Key to determining what is and is not important is understanding the metric by which the robot's behavior is being evaluated. For a given task, certain observable or affectable properties of the environment may be irrelevant and safely ignored. What to imitate relates to the problem of determining which aspects of the demonstration should be imitated.
#Robocop 2003 demo how to#
Nehaniv & Dautenhahn (2001) phrased the problems faced by LfD - PbD in a set of key questions: '’'What to imitate? How to imitate? When to imitate? Whom to imitate?'’' To date, only the first two questions have really been addressed in LfD - PbD. Key Issues in Programming by Demonstration / Learning from Demonstration 2006, Dautenhahn and Nehaniv 2002, Billard 2002, Breazeal and Scassellati 2002). Surveys in this area can be found in (Oztop et al. Others pursue a more cognitive science approach and build conceptual model of imitation learning in animals. Some of these works pursue a computational neuroscience approach and use neural modeling. A large body of work on LfD - PbD therefore takes inspiration from concepts in psychology and biology. Surveys of works in this area include (Argall et al 2010 Billard et al 2013, Schaal et al 2003).Īt the core, however, LfD - PbD is inspired by the way humans learn from being guided by experts, from infancy through adulthood. The vast majority of work on LfD - PbD follows a more engineering/machine learning approach. Research on LfD - PbD has grown steadily in importance since the 80s and several surveys have been published in recent years. Furthermore, by utilizing expert knowledge from the user, in the form of demonstrations, the actual learning should be fast compared to current trial-and-error learning, particularly in high dimensional spaces (henceforth addressing part of the well-known curse of dimensionality). The expectation is that the methods of LfD-PbD, being user-friendly, will allow robots to be utilized to a greater extent in day-to-day interactions with non-specialist humans. LfD - PbD seeks to minimize, or even eliminate, this difficult step by letting users train their robot to fit their needs. Then, and still to a large extent now, robots had to be tediously hand programmed for every task they performed. Robot Learning from Demonstration started in the 1980s. Learning and generalizing is core to LfD - PbD.įigure 2: After learning, the robot successfully reproduces the task even when all objects are in novel positions. LfD - PbD is NOT a record and replay technique. LfD - PbD hence seeks to endow robots with the ability to learn what it means to perform a task by generalizing from observing several demonstrations, see Figure 1.

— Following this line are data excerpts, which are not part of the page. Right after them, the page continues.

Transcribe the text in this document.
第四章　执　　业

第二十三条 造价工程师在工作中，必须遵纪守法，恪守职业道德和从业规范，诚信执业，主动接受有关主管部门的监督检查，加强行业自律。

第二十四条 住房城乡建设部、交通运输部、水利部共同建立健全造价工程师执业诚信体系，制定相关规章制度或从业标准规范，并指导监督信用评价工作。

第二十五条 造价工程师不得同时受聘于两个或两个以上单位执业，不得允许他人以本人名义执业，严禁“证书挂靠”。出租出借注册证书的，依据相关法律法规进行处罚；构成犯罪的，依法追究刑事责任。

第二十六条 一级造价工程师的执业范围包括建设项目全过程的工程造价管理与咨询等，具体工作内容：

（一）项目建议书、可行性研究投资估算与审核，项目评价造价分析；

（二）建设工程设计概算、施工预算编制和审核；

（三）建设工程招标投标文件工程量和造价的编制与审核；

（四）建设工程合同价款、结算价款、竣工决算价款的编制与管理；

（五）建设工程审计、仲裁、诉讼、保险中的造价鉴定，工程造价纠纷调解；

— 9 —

#Robocop 2003 demo professional#
Then, when failures occur, the end-user needs only to provide more demonstrations, rather than calling for professional help. In contrast, LfD - PbD allows the end-user to 'program' the robot simply by showing it how to perform the task - no coding required. If errors or new circumstances arise after the robot is deployed, the entire costly process may need to be repeated, and the robot recalled or taken out of service while it is fixed. This process may involve breaking down the task into 100s of different steps, and thoroughly testing each step.
#Robocop 2003 demo code#
In a traditional programming scenario, a human programmer would have to reason in advance and code a robot controller that is capable of responding to any situation the robot may face, no matter how unlikely. Furthermore, each time this task is performed, the robot will need to contend with changes such as displacement of the items' locations. The task itself may involve multiple subtasks, such as juicing the orange, throwing the rest of the orange in the trash and pouring the liquid in a cup. Consider, for example, a domestic service robot that an owner wishes to have prepare orange juice for breakfast, see Figure 1. The main principle of robot LfD-PbD is that end-users can teach robots new tasks without programming. 4.2 LfD - PbD and Human-Robot Interaction.4.1 Imitation Learning and Reinforcement Learning.4 Imitation Learning combined with Other Learning Techniques.3.2 Learning high-level action composition.3.1 Low level learning of individual motions.2.2 How to Imitate and the Notion of Correspondence.2.1 What to imitate and Evaluation Metric.2 Key Issues in Programming by Demonstration / Learning from Demonstration.